We further assume that the mean velocity gradients in the OC and IC are the same. The core velocity at a certain depth r is interpreted with a smooth function as

$${V}_{{\rm{P}}}={\cosh }^{-1}\left(\frac{r-b}{K}\right),$$
(6)
$$K=\frac{{r}_{2}-{r}_{1}}{\cosh ({V}_{{{\rm{P}}}_{2}})-\cosh {\rm{}}({V}_{{{\rm{P}}}_{1}})},\,b={r}_{1}-K\cdot \cosh ({V}_{{{\rm{P}}}_{1}}).$$
(7)

Here, r1 and r2 are the depths of the CMB and ICB, respectively. \({V}_{{{\rm{P}}}_{1}}\) and \({V}_{{{\rm{P}}}_{2}}\) denote the corresponding velocities at these interfaces.

The inverted core velocity profiles, based on different mantle models and strategies, are listed in Extended Data Table 2.

Composition of the Martian core

The presence of H substantially lowers the melting point of Fe, making it difficult to form a solid IC41. Therefore, in our density and velocity models, we considered only O, C and S as light elements in the Martian core.
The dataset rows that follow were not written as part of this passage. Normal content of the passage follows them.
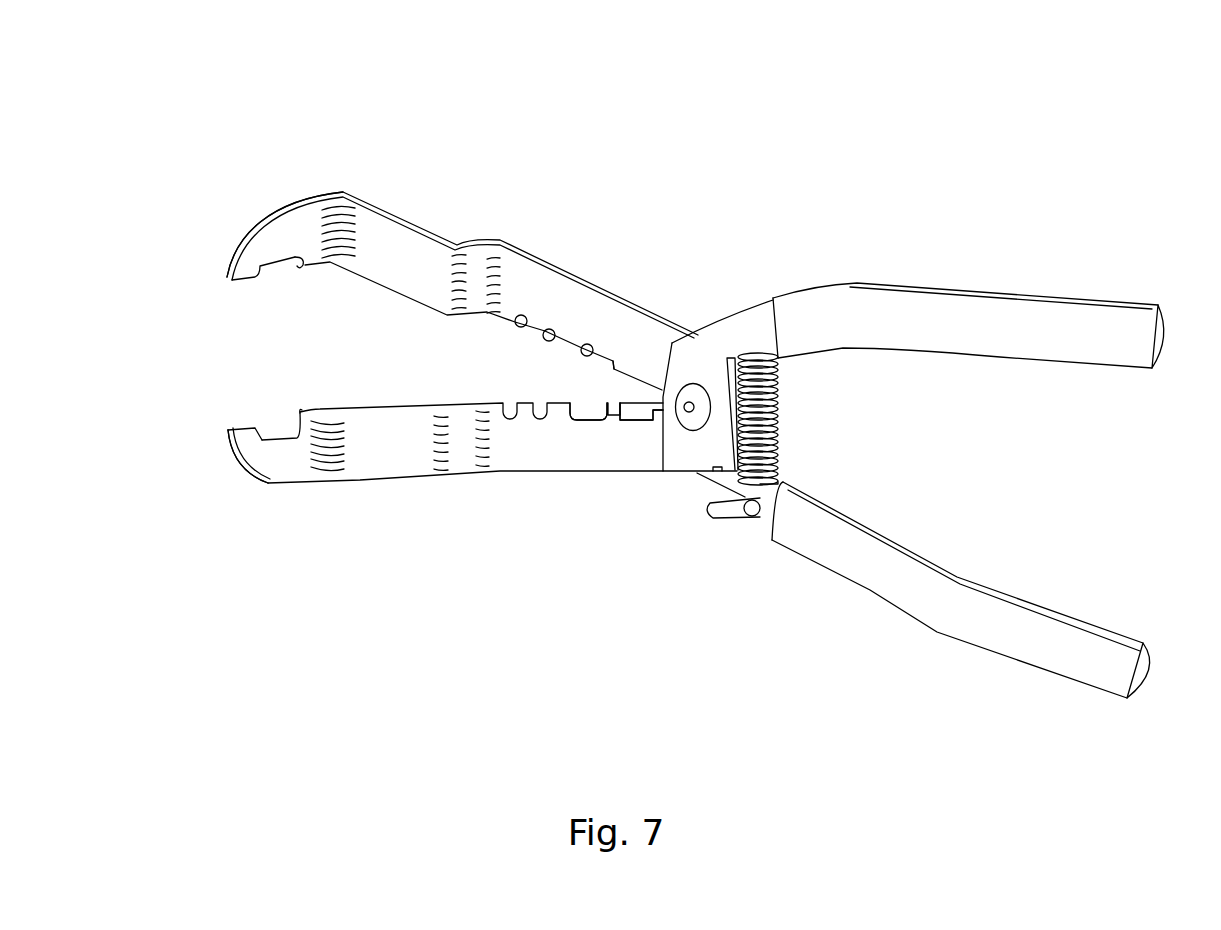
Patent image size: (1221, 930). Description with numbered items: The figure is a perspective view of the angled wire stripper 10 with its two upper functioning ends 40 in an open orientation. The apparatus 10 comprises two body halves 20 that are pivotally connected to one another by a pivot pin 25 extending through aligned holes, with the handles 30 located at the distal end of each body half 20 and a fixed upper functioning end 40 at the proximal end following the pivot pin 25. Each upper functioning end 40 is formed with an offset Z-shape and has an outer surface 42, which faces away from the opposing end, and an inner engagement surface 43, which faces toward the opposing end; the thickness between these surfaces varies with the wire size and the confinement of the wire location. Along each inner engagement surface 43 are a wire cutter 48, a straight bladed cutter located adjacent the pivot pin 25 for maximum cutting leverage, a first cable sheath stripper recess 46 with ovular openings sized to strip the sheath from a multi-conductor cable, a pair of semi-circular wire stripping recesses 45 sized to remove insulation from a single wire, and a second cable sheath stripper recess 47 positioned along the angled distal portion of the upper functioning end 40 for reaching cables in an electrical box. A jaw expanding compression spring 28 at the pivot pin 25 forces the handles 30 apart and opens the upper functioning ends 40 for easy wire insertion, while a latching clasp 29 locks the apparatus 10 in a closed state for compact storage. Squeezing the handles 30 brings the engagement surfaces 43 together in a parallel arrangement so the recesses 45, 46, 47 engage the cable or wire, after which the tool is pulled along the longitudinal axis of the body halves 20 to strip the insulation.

The angled wire stripper 10 is at (628, 116).
The body half 20 is at (1087, 327).
The pivot pin 25 is at (686, 404).
The jaw expanding compression spring 28 is at (781, 425).
The latching clasp 29 is at (735, 525).
The handles 30 is at (872, 333).
The upper functioning end 40 is at (295, 242).
The outer surface 42 is at (435, 235).
The inner engagement surface 43 is at (298, 412).
The wire stripping recesses 45 is at (536, 400).
The first cable sheath stripper recess 46 is at (612, 368).
The second cable sheath stripper recess 47 is at (252, 261).
The wire cutter 48 is at (642, 421).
We examined two distinct core composition models. In the first model, when the C content exceeds 4 wt%, a C-rich IC may precipitate42,43. Under this scenario, the O and S contents range from 0 to 6 wt% and 12 to 16 wt%, respectively21. The second model assumes an O-enriched core. A solid O-rich IC will precipitate when the oxygen content exceeds about 6.7 wt% (ref. 21). Based on the seismologically inferred radius of the IC, we estimate the O content in the Martian core to be 6.7–9.0 wt%, corresponding to C and S concentrations of approximately 0–4 wt% and 12–16 wt%, respectively21. Both models account for the partitioning of O and C between the Martian OC and IC. The density and velocity profiles of solid Fe3C and FeO under high pressure and temperature conditions are as follows68,69:

$${V}_{{{\rm{Fe}}}_{3}{\rm{C}}\text{-}{\rm{solid}}}=1.09\times {\rho }_{{{\rm{Fe}}}_{3}{\rm{C}}}-1.79,$$
(8)
$${V}_{{\rm{FeO}}\text{-}{\rm{solid}}}=[1.55+4.3\times {10}^{-5}\times (T-300)]\times {\rho }_{{\rm{FeO}}}-2.03-5.6\times {10}^{-4}\times (T-300).$$
(9)

The influence of O, C and S on the OC velocity and density are calculated as follows54:

$${\rho }_{{\rm{Fe}}-{\rm{S}}-{\rm{O}}-{\rm{C}}-{\rm{liquid}}}=8.63-2.71\times {{\rm{Cont}}.}_{{\rm{C}}}-4.36\times {{\rm{Cont}}.}_{{\rm{O}}}-5.24\times {{\rm{Cont}}.}_{{\rm{S}}},$$
(10)
$${V}_{{\rm{Fe}}-{\rm{S}}-{\rm{O}}-{\rm{C}}-{\rm{liquid}}}=5.76+2.88\times {{\rm{Cont}}.}_{{\rm{C}}}-0.002\times {{\rm{Cont}}.}_{{\rm{O}}}-1.24\times {{\rm{Cont}}.}_{{\rm{S}}},$$
(11)

where Cont.O, Cont.C and Cont.S are mole per cent of O, C and S used in our modelling.